Buradan Bakanlığımızın bu konuya yeteri kadar ilgi gösteremediği kanaati bende var. Ben dilerdim ki, elimizdeki devletimizin imkânlarından Bakanlığımız kanalıyla bu konuda daha çok yardım alalım. Nedir bu? Mesela, açıkça ifade edeyim ki, Sayın Hakkı Ustaömer Beyefendi zamanında sanki daha çok konuya ilgi vardı, daha sık konu gündeme getiriliyordu, toplanıyorduk, faaliyetlerimiz daha yoğundu. Şimdi bir pasif zaman içerisine girdik gibi geliyor bana.

Bir de, bir çözüm olarak ilave edeyim; mesela, neden devletimizin kanallarında, tepede, haftada bir defa, iki defa siz bu konuda bir yayın yaptırtmayasınız, TRT-1’de, TRT-2’de veya bir başkasında. Bunlara dikkatinizi çekmek istedim. Yani, basınımızın ilgi göstermediği ortada; ama, bunu sağlamanın da çeşitli yolları var. Dikkat buyurun, demin Bakanımız geldiği zaman nasıl TV kameraları, nasıl gazeteciler, basın etrafına üşüştüler. Devletimize tarihten gelen saygımız büyüktür, basınımızın da devletimize saygısı vardır, büyüktür. Dolayısıyla devletimiz bu tanıtım konusunda konuya, kanununa daha çok sahip çıkması ve yardımcı olması lazım. Bunu anlatmaya çalıştım Mehmet Bey.
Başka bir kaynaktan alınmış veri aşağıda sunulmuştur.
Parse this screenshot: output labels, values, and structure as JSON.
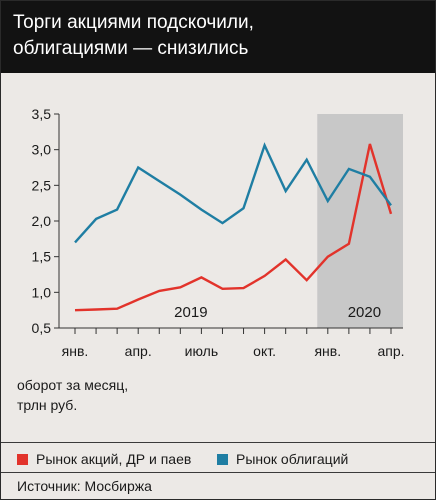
{
  "header": {
    "title_line1": "Торги акциями подскочили,",
    "title_line2": "облигациями — снизились"
  },
  "unit_note": {
    "line1": "оборот за месяц,",
    "line2": "трлн руб."
  },
  "source": "Источник: Мосбиржа",
  "colors": {
    "stocks": "#e2332b",
    "bonds": "#1f7ea3",
    "shade": "#c8c8c8",
    "background": "#ece9e6",
    "title_bg": "#121212"
  },
  "chart_data": {
    "type": "line",
    "title": "Торги акциями подскочили, облигациями — снизились",
    "ylabel": "оборот за месяц, трлн руб.",
    "ylim": [
      0.5,
      3.5
    ],
    "y_ticks": [
      "0,5",
      "1,0",
      "1,5",
      "2,0",
      "2,5",
      "3,0",
      "3,5"
    ],
    "y_tick_values": [
      0.5,
      1.0,
      1.5,
      2.0,
      2.5,
      3.0,
      3.5
    ],
    "x": [
      "2019-01",
      "2019-02",
      "2019-03",
      "2019-04",
      "2019-05",
      "2019-06",
      "2019-07",
      "2019-08",
      "2019-09",
      "2019-10",
      "2019-11",
      "2019-12",
      "2020-01",
      "2020-02",
      "2020-03",
      "2020-04"
    ],
    "x_tick_labels": [
      {
        "label": "янв.",
        "x": "2019-01"
      },
      {
        "label": "апр.",
        "x": "2019-04"
      },
      {
        "label": "июль",
        "x": "2019-07"
      },
      {
        "label": "окт.",
        "x": "2019-10"
      },
      {
        "label": "янв.",
        "x": "2020-01"
      },
      {
        "label": "апр.",
        "x": "2020-04"
      }
    ],
    "periods": [
      {
        "label": "2019",
        "from": "2019-01",
        "to": "2019-12",
        "shaded": false
      },
      {
        "label": "2020",
        "from": "2020-01",
        "to": "2020-04",
        "shaded": true
      }
    ],
    "series": [
      {
        "name": "Рынок акций, ДР и паев",
        "color": "#e2332b",
        "values": [
          0.75,
          0.76,
          0.77,
          0.9,
          1.02,
          1.07,
          1.21,
          1.05,
          1.06,
          1.23,
          1.46,
          1.17,
          1.5,
          1.68,
          3.08,
          2.1
        ]
      },
      {
        "name": "Рынок облигаций",
        "color": "#1f7ea3",
        "values": [
          1.7,
          2.03,
          2.16,
          2.75,
          2.56,
          2.37,
          2.16,
          1.97,
          2.18,
          3.06,
          2.42,
          2.86,
          2.28,
          2.73,
          2.62,
          2.22
        ]
      }
    ],
    "grid": false,
    "legend_position": "bottom"
  }
}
BAŞKAN – Buyurun Mehmet Bey.

MEHMET ÜNAL – Kayhan Yapı Denetimin değerli temsilcisine teşekkür ediyorum.

Şimdi, yapı denetime Bakanlığın gerekli ilgiyi göstermediğini gündeme getirdiler. Şimdi, Bakanlığımız yapı denetime gerçekten büyük önem arz etmektedir. Ben konuşmamda da belirttim, yani bu yapı denetim konusu gerçekten ülkemiz ve toplumumuz açısından hayati bir öneme haiz olduğunun biz bilinci içerisindeyiz. Bu bilinç içerisinde gerçekten Başkanı bulunduğum Yapı Denetim Komisyonu, azim ve gayret içerisinde çalışmaktadır. Siz zaten Komisyonun çalışmalarını yakınen takip ediyorsunuz ve izliyorsunuz. Gerçekten olağanüstü bir gayret ve çaba vardır.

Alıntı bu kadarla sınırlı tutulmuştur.